By Graham Watkins*
A month ago I was bumping along a dusty road in the Beni (Bolivia) from San Borja to San Ignacio de Moxos. Someone in the car said that this road had been named as the “worst road in the world.” That reminded me of a 36 hours trip on the Georgetown-Lethem road (Guyana). We only had to travel 60 kilometers in an old British Army Bedford truck, but the trip included a broken femur, eight hours in axle deep mud, and a 10 km walk in the middle of the night with singing nightjars.
These kinds of roads connect people through remote areas. The people who live along these roads suffer the negative consequences –hurtling minibuses, cultural and lifestyle change, reduced security, land use by outsiders, stream pollution, commercial fishing and hunting, and even floods when the roads block natural water flows.
The challenge in building these roads is how to ensure that the road provides a service to all people rather than being a service for some and a burden for others. Here are three suggestions as to how to better address this challenge.
1. Involve affected people in the design, construction, and operation of the road.
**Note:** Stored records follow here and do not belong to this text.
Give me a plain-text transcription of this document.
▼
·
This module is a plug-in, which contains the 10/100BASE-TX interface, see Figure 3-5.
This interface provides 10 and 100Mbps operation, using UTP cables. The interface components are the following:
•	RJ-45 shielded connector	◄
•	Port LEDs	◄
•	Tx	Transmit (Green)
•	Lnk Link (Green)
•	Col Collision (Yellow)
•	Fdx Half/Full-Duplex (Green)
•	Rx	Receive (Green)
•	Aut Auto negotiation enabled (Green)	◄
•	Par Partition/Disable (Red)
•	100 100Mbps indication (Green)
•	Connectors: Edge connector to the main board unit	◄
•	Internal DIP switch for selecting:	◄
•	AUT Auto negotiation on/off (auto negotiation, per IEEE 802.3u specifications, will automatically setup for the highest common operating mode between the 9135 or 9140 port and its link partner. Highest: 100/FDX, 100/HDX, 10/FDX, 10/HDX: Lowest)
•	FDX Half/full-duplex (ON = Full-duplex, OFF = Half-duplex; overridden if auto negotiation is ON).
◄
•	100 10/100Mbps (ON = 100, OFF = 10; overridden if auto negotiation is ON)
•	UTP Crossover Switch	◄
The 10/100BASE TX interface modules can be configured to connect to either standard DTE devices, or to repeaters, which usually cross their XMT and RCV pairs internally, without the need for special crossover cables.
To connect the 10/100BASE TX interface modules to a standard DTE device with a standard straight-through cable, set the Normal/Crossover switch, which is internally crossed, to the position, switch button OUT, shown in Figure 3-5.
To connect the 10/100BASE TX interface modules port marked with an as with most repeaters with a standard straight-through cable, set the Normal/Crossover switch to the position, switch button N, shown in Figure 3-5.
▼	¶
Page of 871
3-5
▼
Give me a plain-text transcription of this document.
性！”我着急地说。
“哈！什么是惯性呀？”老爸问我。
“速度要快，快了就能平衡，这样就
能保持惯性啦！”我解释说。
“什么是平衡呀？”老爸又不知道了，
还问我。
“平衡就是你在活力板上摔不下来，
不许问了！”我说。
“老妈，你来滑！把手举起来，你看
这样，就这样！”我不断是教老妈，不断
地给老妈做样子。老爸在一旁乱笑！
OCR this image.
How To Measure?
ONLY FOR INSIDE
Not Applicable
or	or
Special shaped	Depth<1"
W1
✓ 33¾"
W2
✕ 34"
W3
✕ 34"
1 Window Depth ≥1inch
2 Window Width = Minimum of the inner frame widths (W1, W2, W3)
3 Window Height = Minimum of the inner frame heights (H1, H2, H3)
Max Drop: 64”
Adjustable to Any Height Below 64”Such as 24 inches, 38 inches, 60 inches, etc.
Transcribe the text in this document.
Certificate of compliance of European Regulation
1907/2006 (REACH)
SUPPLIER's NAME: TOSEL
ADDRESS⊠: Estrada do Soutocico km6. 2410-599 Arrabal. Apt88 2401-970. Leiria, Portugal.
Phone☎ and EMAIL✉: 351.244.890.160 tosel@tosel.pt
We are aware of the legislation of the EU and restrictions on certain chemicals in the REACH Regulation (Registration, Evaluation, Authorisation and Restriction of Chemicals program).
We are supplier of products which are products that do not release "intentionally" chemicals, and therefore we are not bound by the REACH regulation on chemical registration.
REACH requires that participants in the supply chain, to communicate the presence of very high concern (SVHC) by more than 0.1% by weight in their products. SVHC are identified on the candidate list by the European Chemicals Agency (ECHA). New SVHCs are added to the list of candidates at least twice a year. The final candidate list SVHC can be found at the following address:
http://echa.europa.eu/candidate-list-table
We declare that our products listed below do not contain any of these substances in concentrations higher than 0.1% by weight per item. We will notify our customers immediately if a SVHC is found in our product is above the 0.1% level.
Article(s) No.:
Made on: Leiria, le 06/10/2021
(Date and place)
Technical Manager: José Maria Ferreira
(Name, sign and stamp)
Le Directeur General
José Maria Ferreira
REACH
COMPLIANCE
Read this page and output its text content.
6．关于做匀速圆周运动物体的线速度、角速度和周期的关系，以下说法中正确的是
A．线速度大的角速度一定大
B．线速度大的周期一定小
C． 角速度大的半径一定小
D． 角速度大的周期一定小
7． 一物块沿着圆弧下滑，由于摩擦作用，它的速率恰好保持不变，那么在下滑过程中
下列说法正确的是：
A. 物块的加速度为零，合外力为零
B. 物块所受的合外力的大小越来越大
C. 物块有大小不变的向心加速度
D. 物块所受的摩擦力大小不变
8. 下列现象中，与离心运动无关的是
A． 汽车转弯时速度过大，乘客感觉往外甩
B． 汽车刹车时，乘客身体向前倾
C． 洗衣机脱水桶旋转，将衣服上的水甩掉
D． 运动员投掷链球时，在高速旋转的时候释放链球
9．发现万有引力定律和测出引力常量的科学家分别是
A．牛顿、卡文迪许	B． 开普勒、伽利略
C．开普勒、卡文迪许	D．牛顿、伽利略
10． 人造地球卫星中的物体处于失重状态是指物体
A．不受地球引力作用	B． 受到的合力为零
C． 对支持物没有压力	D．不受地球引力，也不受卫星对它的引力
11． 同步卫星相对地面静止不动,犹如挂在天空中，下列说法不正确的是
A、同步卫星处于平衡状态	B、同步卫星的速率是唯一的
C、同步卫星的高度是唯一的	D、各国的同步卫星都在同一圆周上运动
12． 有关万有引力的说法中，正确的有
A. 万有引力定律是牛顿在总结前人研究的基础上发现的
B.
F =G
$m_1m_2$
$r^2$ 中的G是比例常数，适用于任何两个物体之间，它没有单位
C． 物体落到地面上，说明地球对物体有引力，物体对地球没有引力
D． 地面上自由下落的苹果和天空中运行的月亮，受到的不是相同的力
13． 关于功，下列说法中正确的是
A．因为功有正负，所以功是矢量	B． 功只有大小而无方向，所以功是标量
Most road projects include “stakeholder engagement” and “consultation” plans – but these plans vary substantially in their quality and effectiveness. Presenting pamphlets in the national language to indigenous people will not be as useful as holding regular discussions in local languages; being open and transparent through the Internet is not likely to be effective if the communities don’t have electricity; a single meeting with local representatives does not meet the need to keep people informed and involved. There are substantial benefits to designing roads taking advantage of the understanding provided by local people.
2. Help local people enjoy the benefits from the road.
The involvement of local people will help clarify land tenure, support land management, improve forestry practices, and control hunting to help the “road serve the people” rather than the “people serve the road.” The road can facilitate sustainable enterprises and local people can also be employed in the construction and operation of the road.
3. Make sure that the road is integrated with other activities.
Integrated planning is complicated and difficult but can help avoid future conflicts and support sustainability. This kind of planning looks at how the road may affect other uses of the areas near the road. It does not make sense to build a road in an area where there are plans for a reservoir. Similarly, a road should have enough culverts to allow for local flooding. Equally, a road through a protected area must integrate with the objectives of that area and ensure connectivity for wildlife. Integrated planning also requires taking into account the challenges of natural disasters and climate change.
I began this by talking about impassable roads through some of South America’s pristine areas. These areas remain pristine precisely because the roads were so difficult! However, the people who live in these areas depend on the road as a lifeline and these roads are critical to ensuring competitive access to markets for products. For South America to continue developing and compete globally, it will need to invest hugely in infrastructure; some of these investments will be in areas that, to date, have been isolated and unaffected by development. The infrastructure of the future needs to be built with a long-term view, incorporate the local economy, avoid and minimize harm to local people and environments, improve energy efficiency, and protect local cultures.
At minimum, new projects need to involve local people in design and operation, ensure benefits flow to everyone and not just a select few and be planned in a way that integrates with other plans. If this happens, there is a hope that the “worst roads in the world” will become the “best roads in the world” – roads that maintain and enhance existing values while also contributing to national development.
*Graham is a Guyanese born British biologist who has spent his adult life working in tropical South America, mainly in Guyana and Ecuador. He was the Executive Director of the Charles Darwin Foundation in Galapagos from 2005 to 2009 and prior to this, during 2003 and 2004, he was the Director General of the Iwokrama International Centre for Rain Forest Conservation and Development in Guyana. Graham’s professional life includes more than 20 years of experience in biodiversity research, collaborative wildlife and fisheries management, and sustainable enterprise development in aquaculture, fisheries and tourism. Graham is Lead Environmental Specialist at the Inter-American Development Bank where he coordinates the safeguard unit cluster responsible for biodiversity and natural resources.